I have tried other mfgrs developers and seen the curves and data resulting, and some of it was not pretty. I don't want to slam them, but the only good processes I have seen come from Fuji, EK and Agfa. Of the available commercial products, the rest ran far behind in the tests I saw and the published formulas were so far from the real ones that they were not even tested. Of course, the last tests I saw are about 10 years old, so these mfgrs may have updated their formulas. I cannot speculate. If you do go down this road, I would be interested in hearing of your results.
Welcome from Sydney. I leave the C41 to the lab, only do B&W at home, so can't help there.
Good to see another Australian crop up...
Hi there and welcome Peter from over the border in S.A.

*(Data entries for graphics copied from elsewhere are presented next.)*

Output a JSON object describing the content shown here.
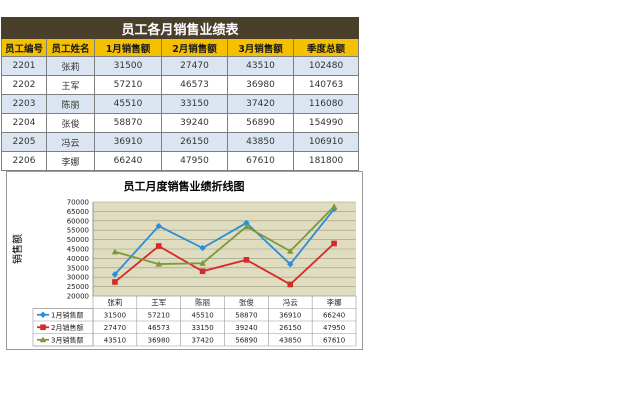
{
  "table": {
    "title": "员工各月销售业绩表",
    "headers": [
      "员工编号",
      "员工姓名",
      "1月销售额",
      "2月销售额",
      "3月销售额",
      "季度总额"
    ],
    "rows": [
      [
        "2201",
        "张莉",
        "31500",
        "27470",
        "43510",
        "102480"
      ],
      [
        "2202",
        "王军",
        "57210",
        "46573",
        "36980",
        "140763"
      ],
      [
        "2203",
        "陈丽",
        "45510",
        "33150",
        "37420",
        "116080"
      ],
      [
        "2204",
        "张俊",
        "58870",
        "39240",
        "56890",
        "154990"
      ],
      [
        "2205",
        "冯云",
        "36910",
        "26150",
        "43850",
        "106910"
      ],
      [
        "2206",
        "李娜",
        "66240",
        "47950",
        "67610",
        "181800"
      ]
    ]
  },
  "chart_data": {
    "type": "line",
    "title": "员工月度销售业绩折线图",
    "ylabel": "销售额",
    "xlabel": "",
    "categories": [
      "张莉",
      "王军",
      "陈丽",
      "张俊",
      "冯云",
      "李娜"
    ],
    "ylim": [
      20000,
      70000
    ],
    "yticks": [
      20000,
      25000,
      30000,
      35000,
      40000,
      45000,
      50000,
      55000,
      60000,
      65000,
      70000
    ],
    "grid": true,
    "legend": "data-table",
    "series": [
      {
        "name": "1月销售额",
        "color": "#2a8fd6",
        "marker": "diamond",
        "values": [
          31500,
          57210,
          45510,
          58870,
          36910,
          66240
        ]
      },
      {
        "name": "2月销售额",
        "color": "#d42a2a",
        "marker": "square",
        "values": [
          27470,
          46573,
          33150,
          39240,
          26150,
          47950
        ]
      },
      {
        "name": "3月销售额",
        "color": "#7a9a3a",
        "marker": "triangle",
        "values": [
          43510,
          36980,
          37420,
          56890,
          43850,
          67610
        ]
      }
    ],
    "colors": {
      "plot_bg": "#dfdcc0",
      "grid": "#9c9c84",
      "axis": "#808080"
    }
  }
}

PeterB, I've responded in a private message.
Originally Posted by PeterB
Thanks, everyone for your warm welcome and constructive comments. photo_engineer your comments reinforce my own initial reaction to DC-41, thank you - but I still intend to investigate self-mix developer. You don't happen to recall the C-41 process patent number offhand do you? I've spent a couple or so of hours running searches but I don't know if I've found the right one/s yet.
Peter, I have lost the exact patent reference. I spent some time trying to find it again, to no avail. Here is where I started:
My search criteria were; negative film, Eastman Kodak, and processing but the number of patents is truly amazing for some searches.
Since I really don't mix anything but Blix, Bleach and Fix for color, I just never held on to the developer formulas.